One of the champions of the concept is Rachel Botsman, a consultant and former director of the William J. Clinton Foundation. At the TEDx Sydney conference in Sydney last year, Botsman laid out the idea (just as she does in “What’s Mine is Yours,” a book she co-authored with Roo Rogers).

Botsman says the Internet allowed people to come out from behind their credit cards and start sharing with each other again. EBay and Craigslist are very early examples, but the concept has gone much further, with peer-to-peer services in areas such as travel (CouchSurfing), cars (RelayRides) and social lending (Zopa).

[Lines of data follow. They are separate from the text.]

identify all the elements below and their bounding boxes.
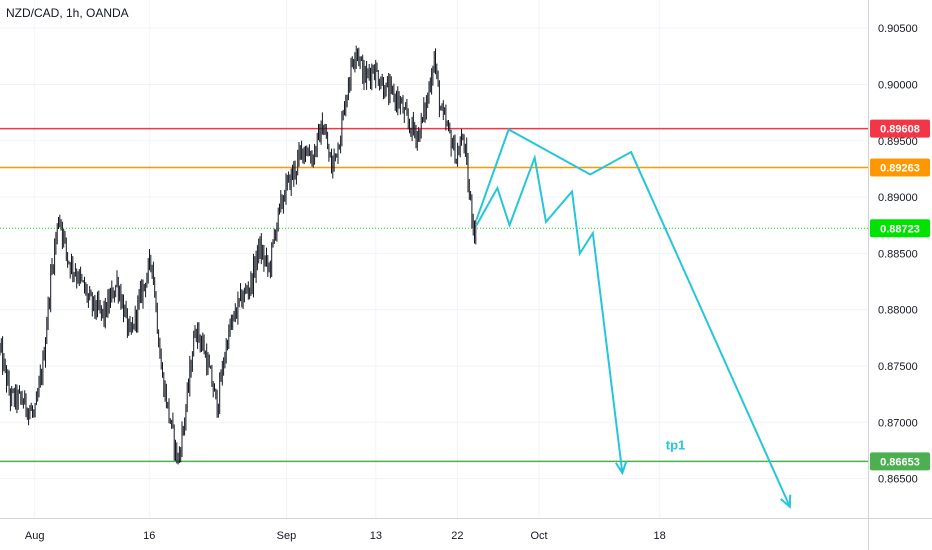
grid-layer [0,0,868,518]
x-tick-label: Oct [530,530,547,542]
y-tick-label: 0.88500 [878,248,918,260]
price-label-text: 0.88723 [880,223,920,235]
projection-path[interactable] [475,153,624,474]
y-tick-label: 0.87000 [878,417,918,429]
x-tick-label: 16 [143,530,155,542]
x-tick-label: Sep [277,530,297,542]
annotation-layer: tp1 [666,437,686,452]
x-tick-label: 13 [370,530,382,542]
y-tick-label: 0.87500 [878,361,918,373]
projection-layer [475,128,792,509]
price-series [0,45,477,465]
y-tick-label: 0.89500 [878,136,918,148]
x-tick-label: Aug [25,530,45,542]
y-tick-label: 0.89000 [878,192,918,204]
y-tick-label: 0.86500 [878,474,918,486]
y-tick-label: 0.88000 [878,305,918,317]
projection-arrowhead [615,461,628,476]
x-tick-label: 22 [451,530,463,542]
projection-arrowhead [780,494,792,509]
y-tick-label: 0.90000 [878,79,918,91]
price-label-text: 0.89263 [880,162,920,174]
price-label-text: 0.86653 [880,456,920,468]
price-label-badge [870,219,930,238]
price-label-badge [870,119,930,138]
annotation-label: tp1 [666,437,686,452]
price-label-badge [870,158,930,177]
level-layer [0,127,868,463]
price-label-text: 0.89608 [880,124,920,136]
price-label-badge [870,452,930,471]
projection-path[interactable] [475,128,791,508]
x-tick-label: 18 [654,530,666,542]
price-label-layer: 0.89608 0.89263 0.88723 0.86653 [870,119,930,471]
y-tick-label: 0.90500 [878,23,918,35]
symbol-title: NZD/CAD, 1h, OANDA [6,6,129,20]
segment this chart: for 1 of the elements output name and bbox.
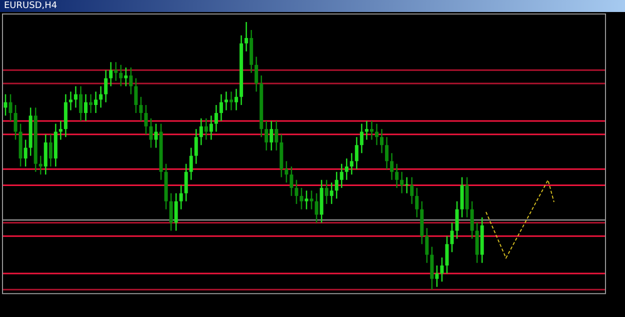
chart-title: EURUSD,H4 bbox=[0, 0, 625, 12]
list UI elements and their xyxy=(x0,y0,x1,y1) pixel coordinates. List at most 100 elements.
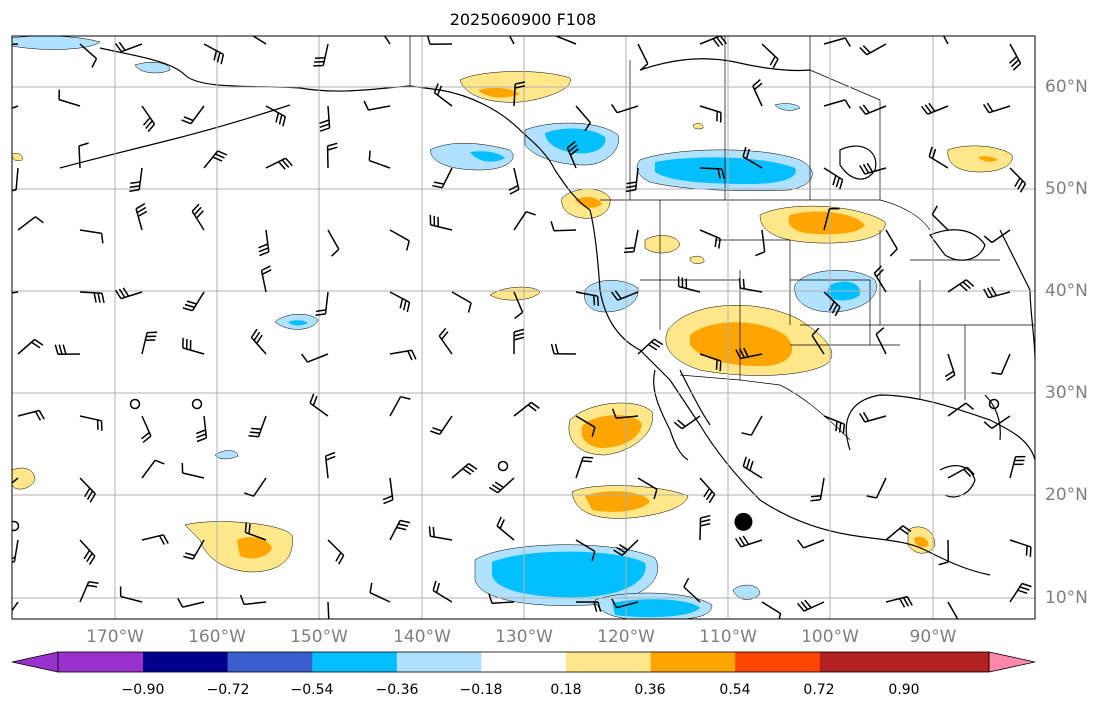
blue-anomaly-small-canada xyxy=(774,103,801,111)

Botsman says collaborative consumption’s strength today was brought on by:

  • A renewed belief in importance of community
  • A torrent of peer-to-peer social networks and real-time technologies
  • Pressing unsolved environmental concerns
  • A global recession that has fundamentally shocked consumer behavior

In some cases, the need to own stuff has disappeared into the cloud. We don’t want DVDs, we just want the movie. We don’t want CDs, we just want the music or software.

Do you see collaborative consumption happening in your life or in your business ventures? Is that a good or bad thing?